Analysts, though, say Dixon's backing may be fatally limited.
"She ran into a ceiling at 25 per cent," said Donald Norris, director of the School of Public Policy at the University of Maryland Baltimore County. "She's got a core of support in West Baltimore, but there are a lot of voters who can't see pulling the lever for someone who was convicted on corruption charges."
Pugh has been better able to expand to other parts of the city from her base in the African American neighbourhoods she has served for three terms in the Maryland Senate. Among other things, she is familiar in many neighbourhoods as an early morning jogger. (At 66, the rail-thin former marathoner still logs 32km a week when she's not campaigning.)
The Philadelphia native came to Baltimore for college and earned an MBA from Morgan State University. She was once president of Strayer Business College (now Strayer University) in Baltimore, leaving her with contacts to milk across the city.
"People have spoken well of her," said Schmoke. "She has a reputation for integrity."
That reputation has come under fire in recent weeks as the race has taken a nasty turn. Her opponents have accused Pugh of trying to buy votes by passing out chicken wings and ice cream sandwiches to potential volunteers and then busing them directly to early voting stations. One Democratic candidate, lawyer Elizabeth Embry, released an analysis showing that Pugh's mayoral campaign had taken donations from lobbyists with business before the state Senate Finance Committee.
Pugh - who became a familiar presence during the riots, wielding a bullhorn and urging young people to leave the streets - described herself as a someone who doesn't travel with a political entourage.

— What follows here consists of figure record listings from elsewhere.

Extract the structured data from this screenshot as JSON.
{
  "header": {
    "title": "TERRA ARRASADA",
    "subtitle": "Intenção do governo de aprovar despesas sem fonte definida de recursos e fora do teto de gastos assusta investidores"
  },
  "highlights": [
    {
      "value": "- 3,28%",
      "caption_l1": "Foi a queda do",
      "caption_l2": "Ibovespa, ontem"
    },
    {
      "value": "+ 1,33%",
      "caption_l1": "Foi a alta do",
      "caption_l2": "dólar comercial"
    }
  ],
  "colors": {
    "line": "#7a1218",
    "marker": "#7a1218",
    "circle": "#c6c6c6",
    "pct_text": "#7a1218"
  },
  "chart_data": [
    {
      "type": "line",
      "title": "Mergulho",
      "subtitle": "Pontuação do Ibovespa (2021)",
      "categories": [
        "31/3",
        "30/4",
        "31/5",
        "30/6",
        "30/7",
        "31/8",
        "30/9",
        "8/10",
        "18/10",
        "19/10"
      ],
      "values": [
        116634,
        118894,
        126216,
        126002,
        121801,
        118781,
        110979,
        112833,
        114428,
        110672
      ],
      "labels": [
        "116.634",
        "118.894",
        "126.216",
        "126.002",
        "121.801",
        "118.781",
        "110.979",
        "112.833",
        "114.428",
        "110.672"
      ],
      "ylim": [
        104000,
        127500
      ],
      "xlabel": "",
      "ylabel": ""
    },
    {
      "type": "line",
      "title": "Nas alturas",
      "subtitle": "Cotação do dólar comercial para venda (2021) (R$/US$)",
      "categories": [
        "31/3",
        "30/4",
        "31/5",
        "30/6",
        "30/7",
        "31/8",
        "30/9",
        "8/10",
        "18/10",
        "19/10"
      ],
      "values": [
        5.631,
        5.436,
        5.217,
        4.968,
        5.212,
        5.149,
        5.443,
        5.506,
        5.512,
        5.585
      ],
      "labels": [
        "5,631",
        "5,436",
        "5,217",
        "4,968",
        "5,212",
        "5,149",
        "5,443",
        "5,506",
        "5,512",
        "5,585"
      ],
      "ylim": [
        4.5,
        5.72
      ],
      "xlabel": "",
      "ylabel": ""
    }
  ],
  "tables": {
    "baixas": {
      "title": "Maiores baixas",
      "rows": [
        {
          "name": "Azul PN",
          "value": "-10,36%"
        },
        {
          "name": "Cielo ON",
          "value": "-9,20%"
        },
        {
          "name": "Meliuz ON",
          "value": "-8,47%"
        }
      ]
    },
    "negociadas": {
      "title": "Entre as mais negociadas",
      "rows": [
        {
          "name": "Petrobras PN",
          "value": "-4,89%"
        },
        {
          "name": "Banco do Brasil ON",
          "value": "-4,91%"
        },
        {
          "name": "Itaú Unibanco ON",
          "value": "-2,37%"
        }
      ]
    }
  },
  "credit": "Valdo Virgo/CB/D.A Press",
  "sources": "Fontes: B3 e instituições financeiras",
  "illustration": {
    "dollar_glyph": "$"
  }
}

"I owe nobody nothing," she said. "The greatest thing will be walking into that office and being able to focus squarely on the people."
Mckesson and two volunteers were going house to house on Culver Street, an African American neighbourhood on the West Side. He wore the same L.L. Bean backpack, embroidered "DeRay," that he had worn as an undergraduate at Maine's Bowdoin College. He wore the ever-present puffy blue vest he made famous during the Ferguson protests.
Mckesson pointed his phone at himself and beamed a live update to his 39,000 followers on Periscope.
"We're out here dropping off lit. People aren't home from work yet," he said, before heading up another walk.
"Hey, I'm DeRay and I'm running for mayor," he said to three older voters sitting on a narrow front porch. He hurried through a list of his national superlatives: one of Fortune magazine's 50 greatest leaders; meetings with President Barack Obama and presidential candidate Hillary Clinton.
"You might have seen me on the Colbert show," he said.
"How old are you?" asked Vivian Jackson, 68, a retired state worker.
"Thirty."
"Hmm," she said, looking both sceptical and impressed. When Mckesson moved on, Jackson said she had not heard of him before. She is not one of his 339,000 followers on Twitter.
Mckesson has gained national support for his brash bid to run Baltimore. But local activists say they aren't surprised his candidacy has languished in a city that runs on relationships.
"We didn't really know him," said Ray Kelly, a community organiser for the No Boundaries Coalition, a front-line advocacy group in West Baltimore. "Mayor of Baltimore is not a starter job."
Harris was able to come down from his roof after four days.
Five hundred Sandtown-Winchester residents cast ballots within a week of the polls opening, more than double the rate in 2014. Early voting has surged across the city, due in part to interest in the presidential primary and the restored right of ex-offenders to vote.